Thanks to Blue Pumilio for hitting it dead on: What's wrong with going after smuggling? The Dendroboard community does wholeheartedly agree that removing frogs from the wild for use as pets (against their will, and without their consent) is unethical and should be deterred...right? If you find the poaching of the megafauna in the article disgusting, I'm sure that you all agree that stealing frogs from their families and their homeland is every bit as bad. 

I'm sure no Dendroboard user would want to be stuck in a container with a bunch of sick frogs crawling all over you and possibly dying en route from problems with your new diet as a captive or possibly overheating or freezing in the cargo bin of that third world country's public transportation system. Or maybe you'd arrive in the USA alive and get sold to a pet store on the corner where you'd sit in a place nowhere as nice as the rainforest stream you came from and then a nice mom would buy you for a few bucks for little Johnnie who really loves frogs but forgets to feed you or turn off the heat lamp and then you die. "It was just a frog though", Dad may say as he throws your carcass out in the backyard. And the chytrid fungus living in your keratinized skin seeps out in the next rain and down to the local stream. And the chytrid fungus infects the native frogs, which have no evolved defenses against chytridiomycosis (the worst disease in recorded history, having caused nearly 100 amphibian species extinctions), and when kids ask you why they never hear frogs calling down at the stream anymore, what will you tell them? Will you say you did your part? 
Chytrid Fungus
Pet Frogs
Kerry Kriger, Ph.D.
SAVE THE FROGS! Founder, Executive Director, Ecologist, Frog Lover


----------



## thedude (Nov 28, 2007)

savethefrogs said:


> Thanks to Blue Pumilio for hitting it dead on: What's wrong with going after smuggling? The Dendroboard community does wholeheartedly agree that removing frogs from the wild for use as pets (against their will, and without their consent) is unethical and should be deterred...right? If you find the poaching of the megafauna in the article disgusting, I'm sure that you all agree that stealing frogs from their families and their homeland is every bit as bad.
> 
> I'm sure no Dendroboard user would want to be stuck in a container with a bunch of sick frogs crawling all over you and possibly dying en route from problems with your new diet as a captive or possibly overheating or freezing in the cargo bin of that third world country's public transportation system. Or maybe you'd arrive in the USA alive and get sold to a pet store on the corner where you'd sit in a place nowhere as nice as the rainforest stream you came from and then a nice mom would buy you for a few bucks for little Johnnie who really loves frogs but forgets to feed you or turn off the heat lamp and then you die. "It was just a frog though", Dad may say as he throws your carcass out in the backyard. And the chytrid fungus living in your keratinized skin seeps out in the next rain and down to the local stream. And the chytrid fungus infects the native frogs, which have no evolved defenses against chytridiomycosis (the worst disease in recorded history, having caused nearly 100 amphibian species extinctions), and when kids ask you why they never hear frogs calling down at the stream anymore, what will you tell them? Will you say you did your part?
> Chytrid Fungus
> ...


First of all, "frog families"? You can't be serious with that...

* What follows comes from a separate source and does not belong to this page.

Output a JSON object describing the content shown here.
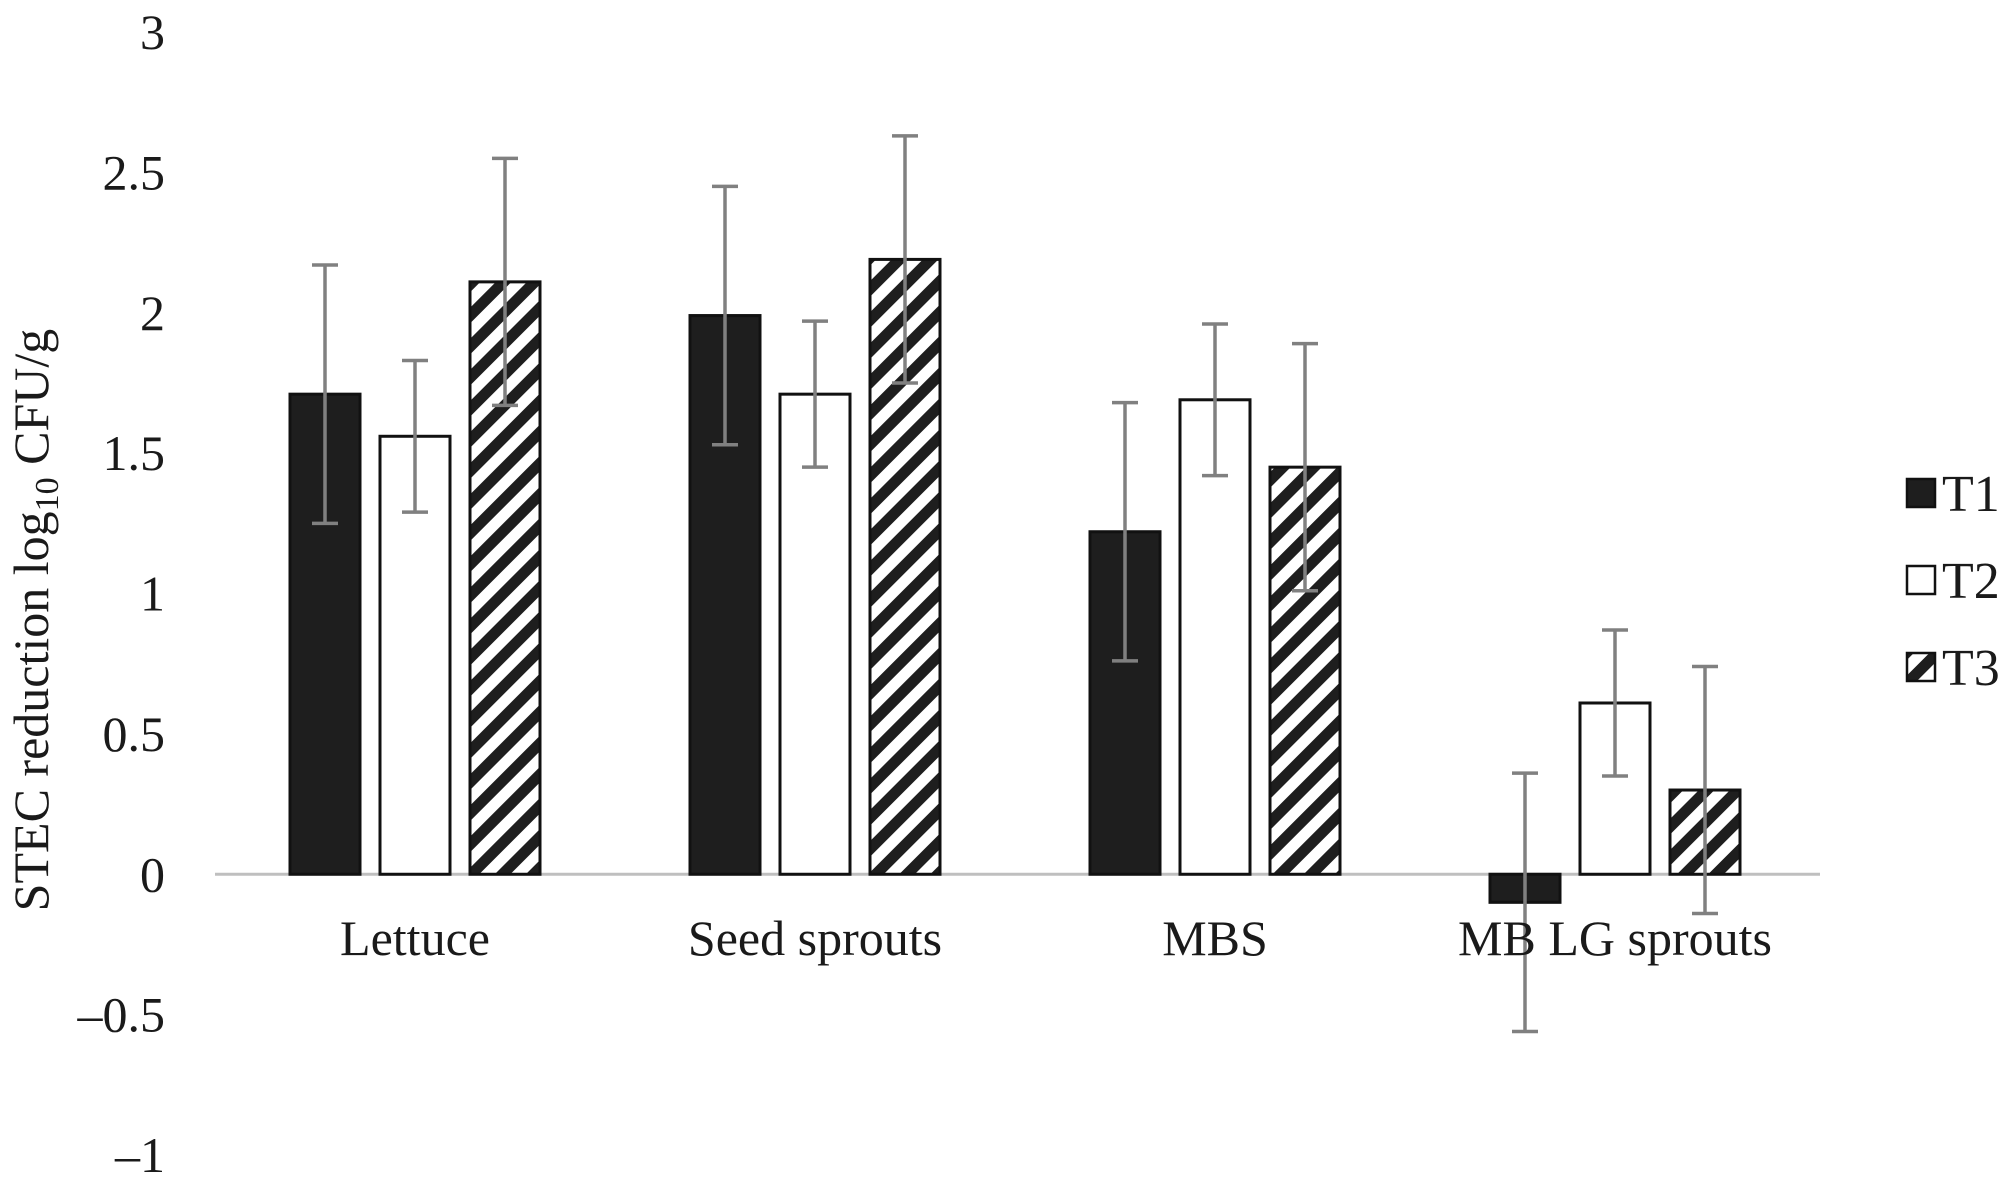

And second, yes I will say I did my part. I only buy from sustainable frog importers, which will hopefully be the future of this hobby.

I agree that the amount of wild caught frogs that come into the pet trade is way to high, and that they aren't treated the way they should. But there are a lot of really great people in the hobby who are really helping get us on track. If I were you, I would be going after other forums/hobbies. 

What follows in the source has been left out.